The issue was being investigated by the OCaml community since
2017-01-06, with reports of malfunctions going at least as far back as
Q2 2016. It was narrowed down to Skylake with hyper-threading, which is
a strong indicative of a processor defect. Intel was contacted about
it, but did not provide further feedback as far as we know.
Fast-forward a few months, and Mark Shinwell noticed the mention of a
possible fix for a microcode defect with unknown hit-ratio in the
intel-microcode package changelog. He matched it to the issues the
OCaml community were observing, verified that the microcode fix indeed
solved the OCaml issue, and contacted the Debian maintainer about it.
Apparently, Intel had indeed found the issue, *documented it* (see
below) and *fixed it*. There was no direct feedback to the OCaml
people, so they only found about it later.
They forgot to follow up on a support ticket. As your quotation mentions, the issue was documented and fixed. Calling that "inexcusable" is a bit strong, don't you think?
I'm not a particularly big fan of Intel's practices, but the reactions in this thread seem a bit too strong to me.

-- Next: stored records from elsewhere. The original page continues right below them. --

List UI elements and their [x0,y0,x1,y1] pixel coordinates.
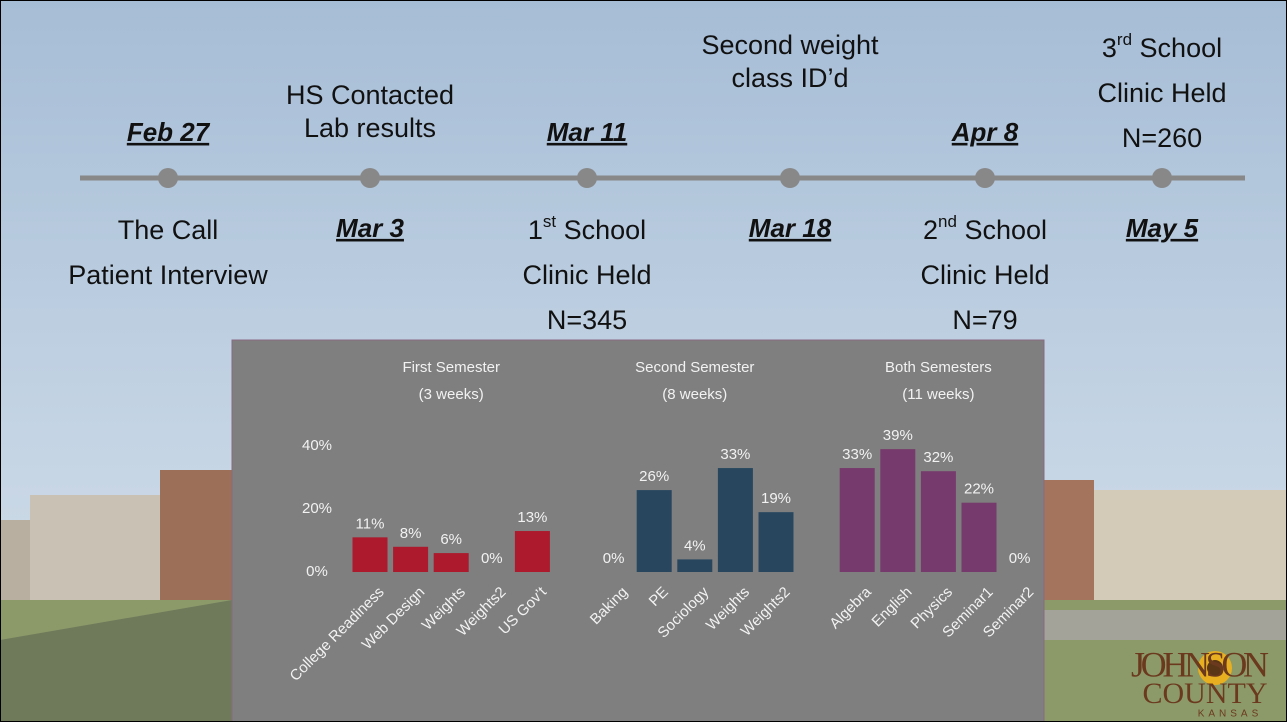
value-label: 33% [720,446,750,463]
bar [515,531,550,572]
y-tick-label: 40% [302,437,332,454]
event-label-sup: st [543,212,557,231]
slide: Feb 27 The Call Patient Interview Mar 3 HS C… [0,0,1287,722]
group-title: Second Semester [635,359,754,376]
event-label: Second weight [701,30,879,60]
event-date: May 5 [1126,213,1199,243]
event-label-sup: rd [1117,30,1132,49]
group-title: (3 weeks) [419,386,484,403]
event-label: Patient Interview [68,260,268,290]
bar [393,547,428,572]
event-label: N=260 [1122,123,1202,153]
timeline-dot [1152,168,1172,188]
value-label: 8% [400,525,422,542]
logo-line2: COUNTY [1143,677,1268,710]
value-label: 26% [639,468,669,485]
value-label: 13% [517,509,547,526]
event-label-part: 3 [1102,33,1117,63]
bar [434,553,469,572]
bar [718,468,753,572]
event-label-part: School [556,215,646,245]
group-title: (8 weeks) [662,386,727,403]
event-date: Apr 8 [951,117,1019,147]
logo: JOHNSON COUNTY KANSAS [1131,644,1269,719]
value-label: 11% [356,515,385,532]
value-label: 6% [440,531,462,548]
y-tick-label: 0% [306,563,328,580]
timeline-dot [158,168,178,188]
group-title: Both Semesters [885,359,992,376]
event-label: The Call [118,215,219,245]
value-label: 22% [964,481,994,498]
value-label: 0% [481,550,503,567]
event-label: Clinic Held [920,260,1049,290]
value-label: 4% [684,537,706,554]
event-date: Mar 3 [336,213,404,243]
event-label-sup: nd [938,212,957,231]
value-label: 33% [842,446,872,463]
bar [880,449,915,572]
group-title: First Semester [402,359,500,376]
event-label: N=345 [547,305,627,335]
value-label: 19% [761,490,791,507]
bar [840,468,875,572]
event-date: Mar 18 [749,213,832,243]
event-label: HS Contacted [286,80,454,110]
event-date: Feb 27 [127,117,211,147]
event-date: Mar 11 [547,117,627,147]
event-label: Clinic Held [522,260,651,290]
y-tick-label: 20% [302,500,332,517]
bar [921,471,956,572]
group-title: (11 weeks) [902,386,974,403]
event-label-part: School [957,215,1047,245]
event-label: N=79 [952,305,1017,335]
timeline-dot [577,168,597,188]
event-label: Clinic Held [1097,78,1226,108]
event-label-part: School [1132,33,1222,63]
event-label-part: 1 [528,215,543,245]
event-label: class ID’d [731,63,848,93]
timeline-dot [780,168,800,188]
bar [353,537,388,572]
bar [962,503,997,572]
value-label: 0% [1009,550,1031,567]
bar [759,512,794,572]
event-label: Lab results [304,113,436,143]
bar [677,559,712,572]
value-label: 0% [603,550,625,567]
event-label-part: 2 [923,215,938,245]
value-label: 32% [923,449,953,466]
timeline-dot [975,168,995,188]
timeline-dot [360,168,380,188]
bar [637,490,672,572]
value-label: 39% [883,427,913,444]
logo-line3: KANSAS [1198,709,1263,720]
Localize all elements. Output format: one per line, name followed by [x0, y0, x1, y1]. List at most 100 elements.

It wouldn't be a big deal if this was just software, but the fact that Intel allowed a PROCESSOR bug to be reported, tested, and fixed without telling anyone that the bug actually exists is honestly horrible. You can't just let CPU bugs under the run since it can throw the stability and reliability of the entire system into question. The people that reported it shouldn't have to dig through Intel microcode updates and test different fixes to see if the bug they found was fixed. Hardware manufacturers (especially processor manufacturers) need to be held to a higher standard when it comes to bug reporting and this kind of behavior really has no excuse.
It's an excuse that is commonly given - but easily avoidable if you care enough about the ones that pay your salary by buying processors from your company.

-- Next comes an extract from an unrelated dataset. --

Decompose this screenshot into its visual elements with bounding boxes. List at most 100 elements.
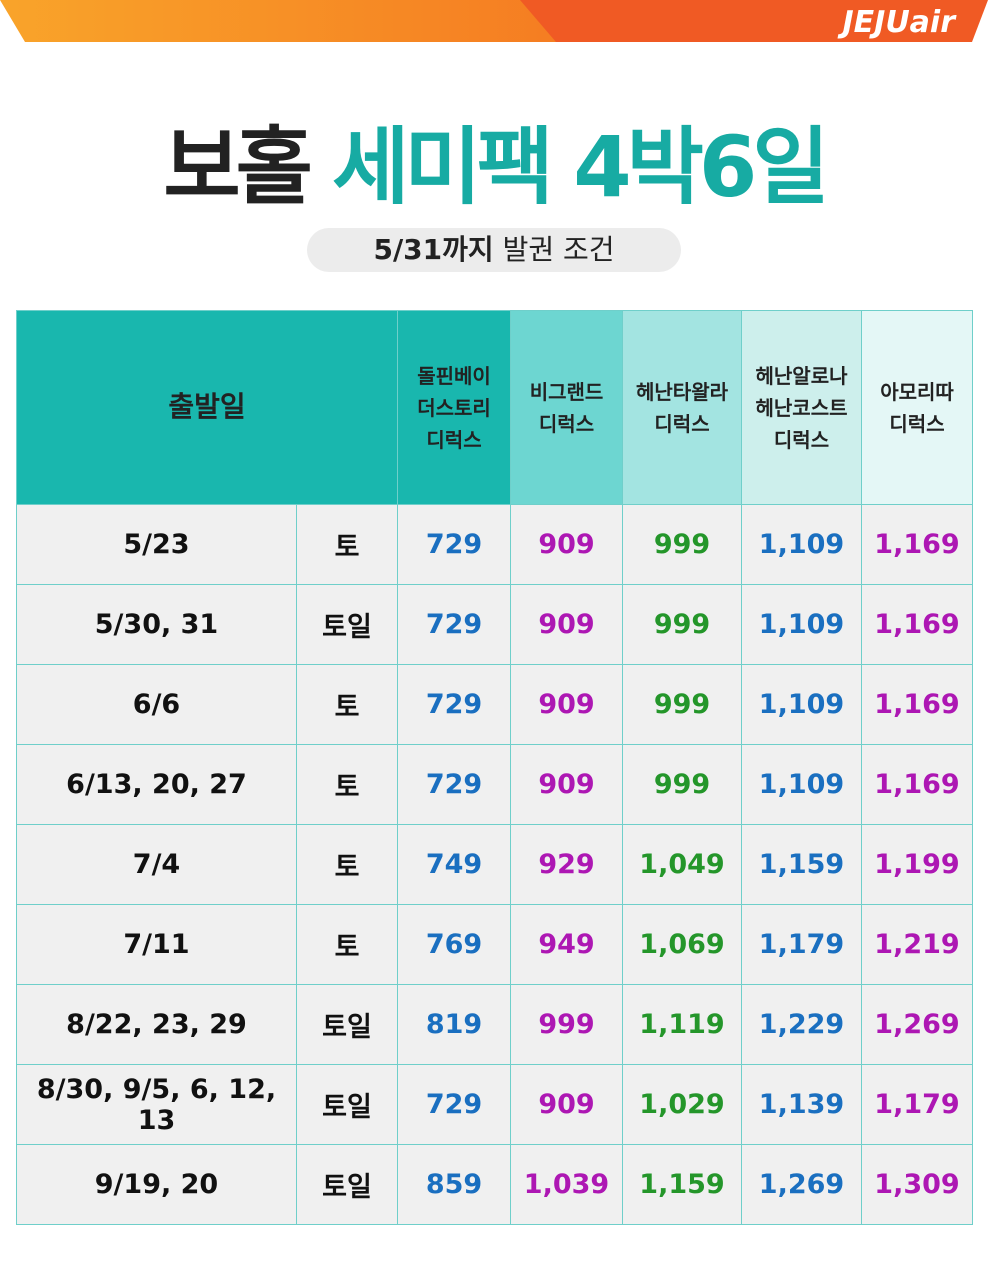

And not only that, but they did much more than the average Joe and essentially pin-pointed the issue for them. So yeah, inexcusable it is.
I agree. It's totally possible that Intel found the bug in another bug report, fixed it, closed that bug report, and never realized that the OCaml bug was related.
It's totally plausible that Intel detected this bug independently with their own verification effort or through another customer. Matching different defect reports when "unexplained" or nondeterministic behavior is the expected result can be challenging.
We had been seeing this one on and off on some of our machines, and were already at least mentally pointing the finger to the LWT library. Turns out these machines were affected. That's one less worry.